SWE-RM: Execution-Free Feedback for Software Engineering Agents
Analysis
This paper addresses the limitations of execution-based feedback (like unit tests) in training software engineering agents, particularly in reinforcement learning (RL). It highlights the need for more fine-grained feedback and introduces SWE-RM, an execution-free reward model. The paper's significance lies in its exploration of factors crucial for robust reward model training, such as classification accuracy and calibration, and its demonstration of improved performance on both test-time scaling (TTS) and RL tasks. This is important because it offers a new approach to training agents that can solve software engineering tasks more effectively.
Key Takeaways
- •Execution-free feedback via reward models is a promising alternative to execution-based feedback for training SWE agents.
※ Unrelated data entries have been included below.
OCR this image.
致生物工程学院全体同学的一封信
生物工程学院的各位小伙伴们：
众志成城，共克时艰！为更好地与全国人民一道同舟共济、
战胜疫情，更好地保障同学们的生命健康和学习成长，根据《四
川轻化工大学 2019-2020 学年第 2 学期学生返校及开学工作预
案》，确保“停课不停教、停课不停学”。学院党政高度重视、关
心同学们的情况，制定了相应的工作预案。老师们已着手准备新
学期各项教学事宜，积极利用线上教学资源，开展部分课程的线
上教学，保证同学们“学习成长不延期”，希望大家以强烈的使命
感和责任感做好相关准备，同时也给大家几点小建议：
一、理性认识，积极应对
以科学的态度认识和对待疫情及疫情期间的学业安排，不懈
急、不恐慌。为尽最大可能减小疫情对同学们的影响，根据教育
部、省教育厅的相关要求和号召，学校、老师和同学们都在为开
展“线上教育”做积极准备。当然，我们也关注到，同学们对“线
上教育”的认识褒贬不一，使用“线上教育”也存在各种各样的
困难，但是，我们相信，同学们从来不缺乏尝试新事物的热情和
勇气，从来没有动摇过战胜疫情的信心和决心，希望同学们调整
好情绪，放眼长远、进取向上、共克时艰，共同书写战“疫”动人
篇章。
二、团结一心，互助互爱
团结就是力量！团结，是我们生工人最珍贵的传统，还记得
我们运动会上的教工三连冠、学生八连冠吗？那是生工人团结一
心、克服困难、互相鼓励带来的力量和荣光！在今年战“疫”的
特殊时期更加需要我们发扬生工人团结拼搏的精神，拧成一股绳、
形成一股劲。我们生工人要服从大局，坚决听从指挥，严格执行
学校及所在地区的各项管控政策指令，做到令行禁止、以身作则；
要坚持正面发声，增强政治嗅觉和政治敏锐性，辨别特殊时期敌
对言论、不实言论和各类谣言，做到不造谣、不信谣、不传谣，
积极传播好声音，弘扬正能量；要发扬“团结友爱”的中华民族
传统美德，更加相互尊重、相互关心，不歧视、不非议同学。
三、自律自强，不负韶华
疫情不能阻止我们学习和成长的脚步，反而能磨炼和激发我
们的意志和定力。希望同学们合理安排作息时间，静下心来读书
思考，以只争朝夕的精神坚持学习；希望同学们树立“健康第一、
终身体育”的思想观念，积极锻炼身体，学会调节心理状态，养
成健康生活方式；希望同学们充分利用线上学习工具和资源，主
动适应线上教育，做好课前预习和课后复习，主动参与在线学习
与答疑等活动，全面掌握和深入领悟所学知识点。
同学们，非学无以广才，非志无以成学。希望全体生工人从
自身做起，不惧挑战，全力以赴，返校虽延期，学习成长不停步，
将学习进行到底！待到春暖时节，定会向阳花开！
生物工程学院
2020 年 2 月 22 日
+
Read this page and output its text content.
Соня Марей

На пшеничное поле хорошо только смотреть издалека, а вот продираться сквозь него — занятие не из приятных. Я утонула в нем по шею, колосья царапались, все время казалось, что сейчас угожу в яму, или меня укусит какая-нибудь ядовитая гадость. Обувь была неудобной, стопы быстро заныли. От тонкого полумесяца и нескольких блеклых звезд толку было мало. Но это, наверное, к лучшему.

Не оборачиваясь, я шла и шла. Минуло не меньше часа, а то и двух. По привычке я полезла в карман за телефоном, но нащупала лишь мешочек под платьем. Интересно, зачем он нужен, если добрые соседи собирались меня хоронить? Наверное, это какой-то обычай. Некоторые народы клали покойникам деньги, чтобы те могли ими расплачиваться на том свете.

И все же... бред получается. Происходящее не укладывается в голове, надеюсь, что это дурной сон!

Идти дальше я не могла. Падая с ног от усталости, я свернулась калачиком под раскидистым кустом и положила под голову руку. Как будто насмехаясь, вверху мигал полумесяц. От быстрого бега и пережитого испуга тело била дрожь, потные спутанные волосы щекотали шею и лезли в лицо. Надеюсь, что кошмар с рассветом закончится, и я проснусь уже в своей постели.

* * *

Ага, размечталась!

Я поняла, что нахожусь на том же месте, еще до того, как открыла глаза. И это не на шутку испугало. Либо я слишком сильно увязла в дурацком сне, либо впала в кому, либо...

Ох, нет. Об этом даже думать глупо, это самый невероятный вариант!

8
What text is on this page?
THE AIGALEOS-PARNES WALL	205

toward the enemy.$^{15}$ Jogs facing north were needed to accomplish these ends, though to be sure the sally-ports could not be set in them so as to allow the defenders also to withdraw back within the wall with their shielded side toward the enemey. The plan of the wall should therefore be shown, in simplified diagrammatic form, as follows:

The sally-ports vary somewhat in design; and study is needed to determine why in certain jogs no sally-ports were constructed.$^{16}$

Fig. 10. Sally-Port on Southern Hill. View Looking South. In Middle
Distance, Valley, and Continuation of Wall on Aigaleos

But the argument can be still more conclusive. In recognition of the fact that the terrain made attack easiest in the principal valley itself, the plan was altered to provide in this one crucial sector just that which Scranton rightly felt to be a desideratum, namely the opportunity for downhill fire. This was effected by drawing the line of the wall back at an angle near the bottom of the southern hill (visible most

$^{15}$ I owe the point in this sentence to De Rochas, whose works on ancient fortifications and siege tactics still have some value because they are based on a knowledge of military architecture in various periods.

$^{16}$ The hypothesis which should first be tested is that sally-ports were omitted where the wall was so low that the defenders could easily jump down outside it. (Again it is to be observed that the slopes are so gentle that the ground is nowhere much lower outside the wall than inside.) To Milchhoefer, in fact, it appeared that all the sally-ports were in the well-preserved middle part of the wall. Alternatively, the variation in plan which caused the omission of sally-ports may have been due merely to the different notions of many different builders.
- •The paper identifies classification accuracy and calibration as crucial aspects for robust reward model training in RL.
- •SWE-RM, a mixture-of-experts model, achieves state-of-the-art performance on SWE-Bench Verified.
- •The research provides insights into factors like training data scale, policy mixtures, and data source composition for training effective reward models.
Reference / Citation
View Original"SWE-RM substantially improves SWE agents on both TTS and RL performance. For example, it increases the accuracy of Qwen3-Coder-Flash from 51.6% to 62.0%, and Qwen3-Coder-Max from 67.0% to 74.6% on SWE-Bench Verified using TTS, achieving new state-of-the-art performance among open-source models."